甲醛降解结果Formaldehyde degradation results
检测过程:在4m3的密闭空间内放置本发明提供的6W的小型净化空气和保鲜装置,密闭空间内甲醛初始浓度为1ppm,然后打开装置,每5分钟检测一次密闭空间中甲醛浓度;而作为对比实验,密闭空间内甲醛初始浓度也为1ppm,不放置装置,每30分钟检测一次密闭空间内的甲醛浓度。图3所示,放置本发明提供的净化空气和保鲜装置120min密闭空间的甲醛降解效率达到90%左右,160min达到97%左右;而不放置装置,密闭空间的甲醛在3小时后仍保留98%以上。Detection process: Place the 6W small air purification and preservation device provided by the present invention in a 4m3 confined space, the initial concentration of formaldehyde in the confined space is 1ppm, and then turn on the device to check the concentration of formaldehyde in the confined space every 5 minutes; as a comparison In the experiment, the initial concentration of formaldehyde in the confined space is also 1 ppm, and the device is not placed, and the concentration of formaldehyde in the confined space is detected every 30 minutes. As shown in Figure 3, the formaldehyde degradation efficiency of the air-purified and fresh-keeping device provided by the present invention for 120 minutes in the closed space reaches about 90%, 160 minutes to about 97%; without the device, the formaldehyde in the closed space still retains 98% after 3 hours above.

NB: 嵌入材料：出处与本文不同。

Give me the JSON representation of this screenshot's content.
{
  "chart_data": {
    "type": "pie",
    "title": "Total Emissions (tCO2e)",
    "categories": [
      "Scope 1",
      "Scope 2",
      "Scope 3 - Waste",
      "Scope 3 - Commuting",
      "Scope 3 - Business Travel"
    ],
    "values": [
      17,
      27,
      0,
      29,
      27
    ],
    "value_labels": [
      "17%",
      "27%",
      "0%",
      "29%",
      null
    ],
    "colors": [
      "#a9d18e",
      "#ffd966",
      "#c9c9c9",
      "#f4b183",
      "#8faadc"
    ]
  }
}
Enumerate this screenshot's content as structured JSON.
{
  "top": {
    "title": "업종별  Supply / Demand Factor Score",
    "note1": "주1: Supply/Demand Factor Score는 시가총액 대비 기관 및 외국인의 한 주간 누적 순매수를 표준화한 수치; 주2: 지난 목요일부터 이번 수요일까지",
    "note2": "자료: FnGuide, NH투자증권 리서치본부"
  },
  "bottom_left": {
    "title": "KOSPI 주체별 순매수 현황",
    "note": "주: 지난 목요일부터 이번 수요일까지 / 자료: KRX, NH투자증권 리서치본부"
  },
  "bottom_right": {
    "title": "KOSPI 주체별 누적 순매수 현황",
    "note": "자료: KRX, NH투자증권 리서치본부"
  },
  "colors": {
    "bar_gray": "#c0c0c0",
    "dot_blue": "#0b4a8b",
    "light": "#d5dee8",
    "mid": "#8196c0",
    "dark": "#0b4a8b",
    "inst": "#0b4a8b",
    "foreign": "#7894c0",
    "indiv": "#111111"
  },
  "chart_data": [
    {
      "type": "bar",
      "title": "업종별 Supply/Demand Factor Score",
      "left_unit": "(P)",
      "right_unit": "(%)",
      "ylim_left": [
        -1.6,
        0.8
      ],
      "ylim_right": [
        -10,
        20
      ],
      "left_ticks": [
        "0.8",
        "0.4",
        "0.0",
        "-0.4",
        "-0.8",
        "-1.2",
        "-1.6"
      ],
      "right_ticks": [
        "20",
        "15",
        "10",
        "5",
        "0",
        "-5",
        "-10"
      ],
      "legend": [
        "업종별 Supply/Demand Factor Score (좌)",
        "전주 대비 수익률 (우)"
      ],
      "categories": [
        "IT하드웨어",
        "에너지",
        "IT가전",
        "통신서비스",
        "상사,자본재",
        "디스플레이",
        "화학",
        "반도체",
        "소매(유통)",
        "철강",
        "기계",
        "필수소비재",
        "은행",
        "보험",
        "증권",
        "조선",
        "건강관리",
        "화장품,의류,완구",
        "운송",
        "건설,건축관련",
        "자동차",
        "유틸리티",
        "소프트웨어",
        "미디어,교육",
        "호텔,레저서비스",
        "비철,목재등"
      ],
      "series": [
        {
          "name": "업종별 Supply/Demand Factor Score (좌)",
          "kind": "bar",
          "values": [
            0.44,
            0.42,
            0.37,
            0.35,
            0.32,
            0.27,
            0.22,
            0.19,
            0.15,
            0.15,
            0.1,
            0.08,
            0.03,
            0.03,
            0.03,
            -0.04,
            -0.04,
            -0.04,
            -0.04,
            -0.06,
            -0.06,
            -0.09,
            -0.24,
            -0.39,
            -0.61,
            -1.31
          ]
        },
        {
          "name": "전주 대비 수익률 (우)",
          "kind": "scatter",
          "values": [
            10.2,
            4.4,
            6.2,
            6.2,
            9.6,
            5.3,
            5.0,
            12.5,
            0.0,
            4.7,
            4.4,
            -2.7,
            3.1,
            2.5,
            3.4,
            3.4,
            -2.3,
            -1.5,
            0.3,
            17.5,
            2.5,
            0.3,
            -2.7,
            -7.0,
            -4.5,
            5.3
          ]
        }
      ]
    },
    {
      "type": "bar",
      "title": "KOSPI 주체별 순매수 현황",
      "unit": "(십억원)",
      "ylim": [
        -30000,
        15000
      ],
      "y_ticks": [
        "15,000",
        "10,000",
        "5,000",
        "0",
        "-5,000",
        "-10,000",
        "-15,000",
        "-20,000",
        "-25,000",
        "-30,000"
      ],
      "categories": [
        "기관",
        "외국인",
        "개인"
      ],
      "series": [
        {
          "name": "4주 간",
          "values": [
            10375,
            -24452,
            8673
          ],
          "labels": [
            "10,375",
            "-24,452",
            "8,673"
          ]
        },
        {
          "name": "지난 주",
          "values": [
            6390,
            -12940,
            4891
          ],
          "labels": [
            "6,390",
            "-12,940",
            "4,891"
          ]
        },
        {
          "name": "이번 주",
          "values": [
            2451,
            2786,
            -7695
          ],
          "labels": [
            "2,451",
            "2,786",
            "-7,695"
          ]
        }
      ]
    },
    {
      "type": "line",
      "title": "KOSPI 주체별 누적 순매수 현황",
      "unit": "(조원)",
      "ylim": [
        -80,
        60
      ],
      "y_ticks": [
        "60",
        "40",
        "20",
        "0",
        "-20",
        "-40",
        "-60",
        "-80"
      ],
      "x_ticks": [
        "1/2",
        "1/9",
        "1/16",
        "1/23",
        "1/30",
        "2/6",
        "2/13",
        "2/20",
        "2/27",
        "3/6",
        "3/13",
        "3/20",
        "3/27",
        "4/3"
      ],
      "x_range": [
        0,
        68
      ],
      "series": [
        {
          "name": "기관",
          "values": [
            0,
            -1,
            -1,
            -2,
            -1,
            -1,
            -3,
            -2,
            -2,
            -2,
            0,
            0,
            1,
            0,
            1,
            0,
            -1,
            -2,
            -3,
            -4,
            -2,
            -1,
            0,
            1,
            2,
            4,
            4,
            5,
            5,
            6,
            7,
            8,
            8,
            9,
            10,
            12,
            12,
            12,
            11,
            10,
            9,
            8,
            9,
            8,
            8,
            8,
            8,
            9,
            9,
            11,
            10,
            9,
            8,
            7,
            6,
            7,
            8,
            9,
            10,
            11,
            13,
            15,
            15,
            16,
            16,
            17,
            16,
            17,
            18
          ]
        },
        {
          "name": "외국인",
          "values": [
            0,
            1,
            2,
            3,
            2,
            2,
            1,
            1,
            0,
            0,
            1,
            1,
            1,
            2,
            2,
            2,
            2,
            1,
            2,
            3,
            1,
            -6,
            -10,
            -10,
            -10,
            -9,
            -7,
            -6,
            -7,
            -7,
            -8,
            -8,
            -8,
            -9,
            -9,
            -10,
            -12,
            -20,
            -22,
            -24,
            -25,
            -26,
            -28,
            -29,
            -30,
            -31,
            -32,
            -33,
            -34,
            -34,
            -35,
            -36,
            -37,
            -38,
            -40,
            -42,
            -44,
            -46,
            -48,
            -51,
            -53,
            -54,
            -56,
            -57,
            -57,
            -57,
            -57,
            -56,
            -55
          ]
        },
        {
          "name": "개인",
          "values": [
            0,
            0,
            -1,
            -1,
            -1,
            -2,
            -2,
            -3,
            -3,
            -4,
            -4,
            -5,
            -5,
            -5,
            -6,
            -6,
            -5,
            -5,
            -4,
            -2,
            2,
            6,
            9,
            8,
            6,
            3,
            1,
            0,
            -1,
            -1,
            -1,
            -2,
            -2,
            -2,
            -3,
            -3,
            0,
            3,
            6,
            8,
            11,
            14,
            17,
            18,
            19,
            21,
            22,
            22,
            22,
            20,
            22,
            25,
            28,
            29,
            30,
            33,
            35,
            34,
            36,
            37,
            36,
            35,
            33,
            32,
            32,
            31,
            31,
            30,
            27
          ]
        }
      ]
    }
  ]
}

杀灭病毒结果Virus killing result
将本发明技术方案组装的空气净化装置送到第三方检测机构检测空气中病毒的净化效率。图4所示为广州市微生物研究所检测结果显示三组H1N1甲型流感病毒60分钟的净化率分别为98.88%、97.82%、98.53%。图5所示为广州工业微生物检测中心检测结果显示大肠杆菌噬菌体病毒1小时的平均去除率高达99.72%。图6所示为RTI
INTERNATIONAL检测结果显示,MS2噬菌体病毒的净化效率是自然衰减率的12倍。综上说明本发明提供的装置可以高效杀灭空气中的病毒。The air purification device assembled by the technical scheme of the present invention is sent to a third-party testing agency to detect the purification efficiency of viruses in the air. Figure 4 shows that the test results of the Guangzhou Institute of Microbiology show that the 60-minute purification rates of the three groups of H1N1 influenza A viruses are 98.88%, 97.82%, and 98.53%, respectively. Figure 5 shows the test results of Guangzhou Industrial Microbiology Testing Center, showing that the average removal rate of coliphage virus in 1 hour is as high as 99.72%. Figure 6 shows the RTI
INTERNATIONAL test results show that the purification efficiency of MS2 phage virus is 12 times the natural decay rate. In summary, the device provided by the present invention can effectively kill viruses in the air.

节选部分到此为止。